Descendo a Rua da Ladeira
Uma rápida pesquisa me indicou o caminho. Rua da Ladeira. Bati o ponto. Subi a Espírito Santo a pé. De sapatos é uma tarefa ainda mais árdua. Na Praça da Matriz respirei um pouco. Do alto, tudo parece mais bonito, mesmo não sendo. Mesmo com um forte cheiro de mijo ao lado da Catedral, esquina com a Duque de Caxias.
Enquanto tomava um ar, um flanelinha me confundiu com um motorista. "Ficou bem guardado, patrão!". Desfiz o mal entendido. Cruzei a praça. Acessei a Rua da Ladeira com uma certa esperança. Um homem anão e sem braços se atravessou na calçada. Pediu umas moedas. Respondi mecanicamente que não tinha. O que era mentira, pois estava ali exatamente porque havia dinheiro em meu bolso.
A bendita perdição dos sebos da Rua da Ladeira. Ia em busca de João Antônio. Casa de Loucos. 10 reais. Malhação do Judas Carioca. 10 reais. Ô, Copacabana! 12 reais. Malagueta, Perus e Bacanaço. 5 reais. Leão de Chácara. 13 reais. Relíquias. Pechinchas. Achados. Somados dão o preço de um bom buffet, quiça com um chopp com dois dedos de colarinho tirado na hora.

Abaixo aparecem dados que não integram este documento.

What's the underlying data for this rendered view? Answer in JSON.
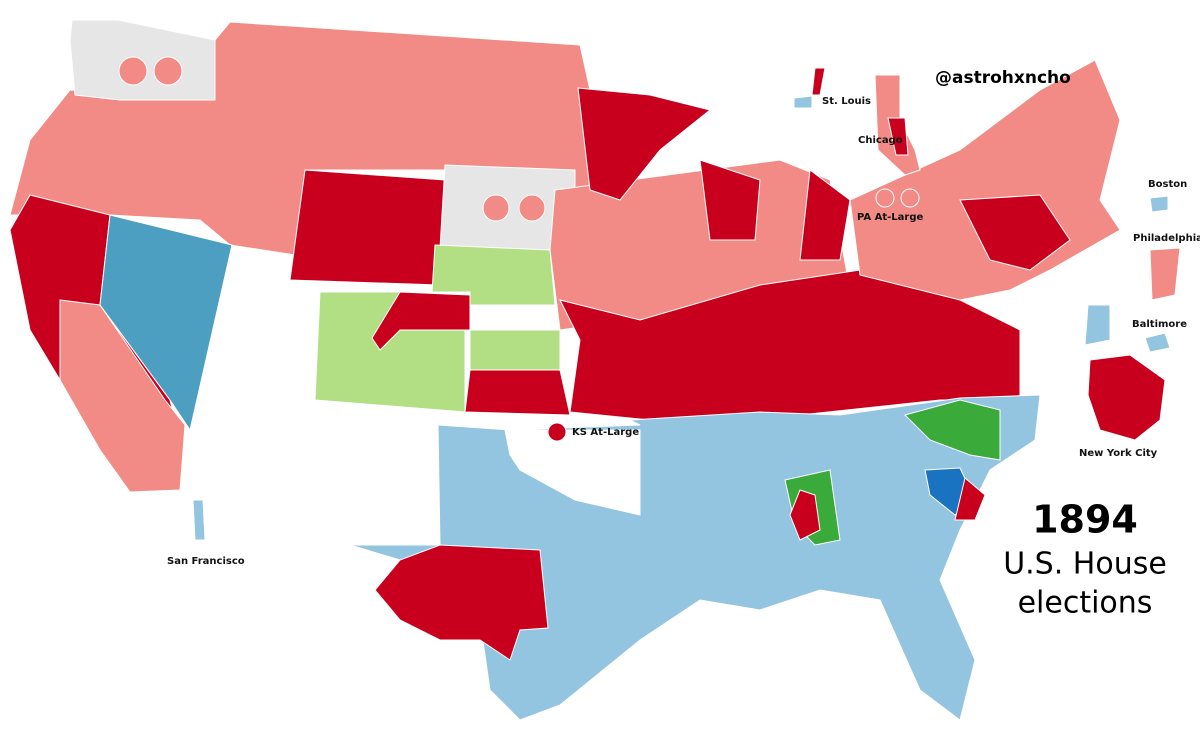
{
  "title": {
    "year": "1894",
    "line1": "U.S. House",
    "line2": "elections"
  },
  "credit": "@astrohxncho",
  "labels": {
    "st_louis": "St. Louis",
    "chicago": "Chicago",
    "pa_at_large": "PA At-Large",
    "boston": "Boston",
    "philadelphia": "Philadelphia",
    "baltimore": "Baltimore",
    "new_york_city": "New York City",
    "ks_at_large": "KS At-Large",
    "san_francisco": "San Francisco"
  }
}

Como pode? Um dos maiores escritores brasileiros. Alguém que descreveu e transcreveu nossa alma sem subterfúgios, sem tiques, exatamente como somos. Alguém que morreu só. E somente depois de 15 dias deram falta de seu corpo, já apodrecendo, em um apartamento. Então, sua obra vale um almoço. Não paga sequer um sushi em um shopping center. Não paga uma fútil iguaria gourmetizada do momento.
Onde foi que a Literatura errou para valer tão pouco? Tomo o caminho de volta. O anão sem braços segue no mesmo lugar. Agora, encostado em uma mureta, ao lado do sebo Beco dos Livros. Dessa vez, não pede. Finge que não me vê. Eu também não teria nada.
Em mãos, só uma sacola cheia de livros. Repleta de histórias de pobres homens e pobres cidades, que João Antônio escreveu como ninguém.